In the expr context, the expansion operateur {*} should separate the elements of the list with commas. This way, with an {=} expression operator, we could just write :

> set max {=}max({*}$L)

Which is a lot more clear IMO


AMB - 2025-06-16 15:22:15

Well, upon thinking about it more, I don't mind there being other special meanings to {prefix}word beyond the expansion prefix. Also, I did not know of the existence of the prefix command in Tcl, so my proposed syntax would conflict with an existing command. I also realize that the syntax error of characters after a brace (or quote, for that matter) is an opportunity to expand the language, and thus a solution like what I proposed could potentially permanently stunt the future of the language.

Regarding the issue with the math "max" and "min" commands, I agree, it is annoying that we have comma-delimited arguments in expr and space delimited everywhere else. There are a few ways to get around it though:

1. Expose the Tcl math functions

namespace path ::tcl::mathfunc
set L [list 1 2 3 4 5]
set max [max {*}$L]; # or "set max [expr {[max {*}$L]}]"

2. Create your own max mathfunc that takes a list rather than multiple arguments

proc ::tcl::mathfunc::maxl {list} {
    ::tcl::mathfunc::max {*}$list
}
set L [list 1 2 3 4 5]
set max [expr {maxl($L)}]

Personally, I like to expose the math functions (and operators).

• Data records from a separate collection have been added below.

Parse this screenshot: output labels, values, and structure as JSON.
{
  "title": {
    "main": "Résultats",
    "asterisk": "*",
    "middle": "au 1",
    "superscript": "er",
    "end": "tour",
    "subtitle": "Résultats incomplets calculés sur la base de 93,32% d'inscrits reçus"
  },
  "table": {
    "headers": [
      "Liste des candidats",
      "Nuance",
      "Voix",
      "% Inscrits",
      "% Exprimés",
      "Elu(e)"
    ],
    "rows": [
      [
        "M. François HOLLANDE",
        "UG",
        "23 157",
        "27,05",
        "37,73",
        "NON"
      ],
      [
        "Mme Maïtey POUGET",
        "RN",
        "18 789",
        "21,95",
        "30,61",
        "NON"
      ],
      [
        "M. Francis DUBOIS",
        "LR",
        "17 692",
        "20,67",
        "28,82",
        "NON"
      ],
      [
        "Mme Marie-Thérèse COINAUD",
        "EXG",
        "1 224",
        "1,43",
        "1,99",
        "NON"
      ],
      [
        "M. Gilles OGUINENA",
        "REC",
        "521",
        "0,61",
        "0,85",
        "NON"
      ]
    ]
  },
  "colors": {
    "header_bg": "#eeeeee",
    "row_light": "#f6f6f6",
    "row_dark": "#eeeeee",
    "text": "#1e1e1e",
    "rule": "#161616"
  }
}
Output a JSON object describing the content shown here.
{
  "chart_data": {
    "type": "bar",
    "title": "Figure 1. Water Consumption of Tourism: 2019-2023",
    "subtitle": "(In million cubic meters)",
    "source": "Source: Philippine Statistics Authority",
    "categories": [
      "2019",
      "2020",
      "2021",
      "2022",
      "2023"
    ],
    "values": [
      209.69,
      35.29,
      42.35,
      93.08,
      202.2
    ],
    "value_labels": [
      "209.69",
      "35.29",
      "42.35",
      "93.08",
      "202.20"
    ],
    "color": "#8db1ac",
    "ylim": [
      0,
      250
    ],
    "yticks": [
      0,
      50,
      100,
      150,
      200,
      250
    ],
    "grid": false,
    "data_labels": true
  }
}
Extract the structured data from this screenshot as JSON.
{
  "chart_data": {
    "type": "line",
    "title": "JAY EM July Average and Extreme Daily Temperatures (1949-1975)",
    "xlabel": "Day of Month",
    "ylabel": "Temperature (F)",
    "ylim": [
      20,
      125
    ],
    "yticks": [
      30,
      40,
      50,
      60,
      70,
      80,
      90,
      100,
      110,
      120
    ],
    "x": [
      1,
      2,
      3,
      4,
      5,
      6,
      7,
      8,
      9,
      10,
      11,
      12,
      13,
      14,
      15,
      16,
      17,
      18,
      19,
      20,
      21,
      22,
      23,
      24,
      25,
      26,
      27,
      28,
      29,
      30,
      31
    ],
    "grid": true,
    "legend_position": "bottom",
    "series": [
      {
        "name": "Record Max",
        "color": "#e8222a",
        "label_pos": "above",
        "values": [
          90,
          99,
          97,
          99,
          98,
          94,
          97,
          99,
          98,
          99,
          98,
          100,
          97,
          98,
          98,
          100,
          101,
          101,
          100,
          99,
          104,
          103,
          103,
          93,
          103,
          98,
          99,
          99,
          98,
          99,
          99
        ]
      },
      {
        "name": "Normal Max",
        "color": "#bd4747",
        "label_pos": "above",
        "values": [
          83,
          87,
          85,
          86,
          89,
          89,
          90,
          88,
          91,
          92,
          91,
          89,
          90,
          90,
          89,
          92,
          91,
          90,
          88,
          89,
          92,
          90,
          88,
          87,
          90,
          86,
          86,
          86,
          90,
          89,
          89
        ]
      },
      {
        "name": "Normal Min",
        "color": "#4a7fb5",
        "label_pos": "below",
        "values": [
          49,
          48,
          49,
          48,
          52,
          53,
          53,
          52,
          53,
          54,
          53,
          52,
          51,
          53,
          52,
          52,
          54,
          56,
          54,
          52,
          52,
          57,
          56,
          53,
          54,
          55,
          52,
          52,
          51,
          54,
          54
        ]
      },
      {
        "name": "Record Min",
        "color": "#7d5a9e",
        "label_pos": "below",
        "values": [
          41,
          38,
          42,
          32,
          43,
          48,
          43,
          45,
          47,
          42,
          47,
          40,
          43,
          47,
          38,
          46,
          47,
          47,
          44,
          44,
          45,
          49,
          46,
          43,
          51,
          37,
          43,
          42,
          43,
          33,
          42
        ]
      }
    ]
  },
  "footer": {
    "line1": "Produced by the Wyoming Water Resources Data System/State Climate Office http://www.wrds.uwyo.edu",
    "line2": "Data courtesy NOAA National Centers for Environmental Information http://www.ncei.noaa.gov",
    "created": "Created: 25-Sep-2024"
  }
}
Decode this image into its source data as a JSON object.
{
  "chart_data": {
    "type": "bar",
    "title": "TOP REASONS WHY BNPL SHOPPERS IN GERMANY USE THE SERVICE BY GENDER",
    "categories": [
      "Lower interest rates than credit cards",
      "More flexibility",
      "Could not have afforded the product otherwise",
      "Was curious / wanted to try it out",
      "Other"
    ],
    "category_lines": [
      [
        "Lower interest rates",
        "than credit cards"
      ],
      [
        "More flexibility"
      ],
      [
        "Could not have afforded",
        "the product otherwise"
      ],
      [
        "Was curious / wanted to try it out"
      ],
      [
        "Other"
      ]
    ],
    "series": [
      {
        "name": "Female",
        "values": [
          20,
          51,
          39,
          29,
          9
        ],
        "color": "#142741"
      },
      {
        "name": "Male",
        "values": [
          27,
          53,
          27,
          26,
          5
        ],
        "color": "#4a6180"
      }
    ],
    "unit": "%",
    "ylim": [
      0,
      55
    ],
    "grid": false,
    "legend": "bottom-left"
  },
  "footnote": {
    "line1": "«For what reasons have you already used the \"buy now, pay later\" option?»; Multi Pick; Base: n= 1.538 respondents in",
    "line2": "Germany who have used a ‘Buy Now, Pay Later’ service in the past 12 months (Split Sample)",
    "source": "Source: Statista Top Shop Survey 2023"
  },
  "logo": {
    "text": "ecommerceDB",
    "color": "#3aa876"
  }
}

KSA: I've published a testing project of mine that adds vector/list support to the expr math functions: expr++ . Beside vector/list support it also adds some new expr math functions I considered missing or useful. It should replace the existing math functions to support lists/vectors without creating incompatibilities (hopefully). And it also "fixes" max() and min() math functions:

set x {1 5 3 4 2}
puts [expr {max($x)}]
puts [expr {max(1,5,3,4,2)}]

The only limitation (for now) is that math operators can't be replaced. So, it wasn't possible to extend + or * operator to support lists/vectors. Instead new functions add() and mul() were added.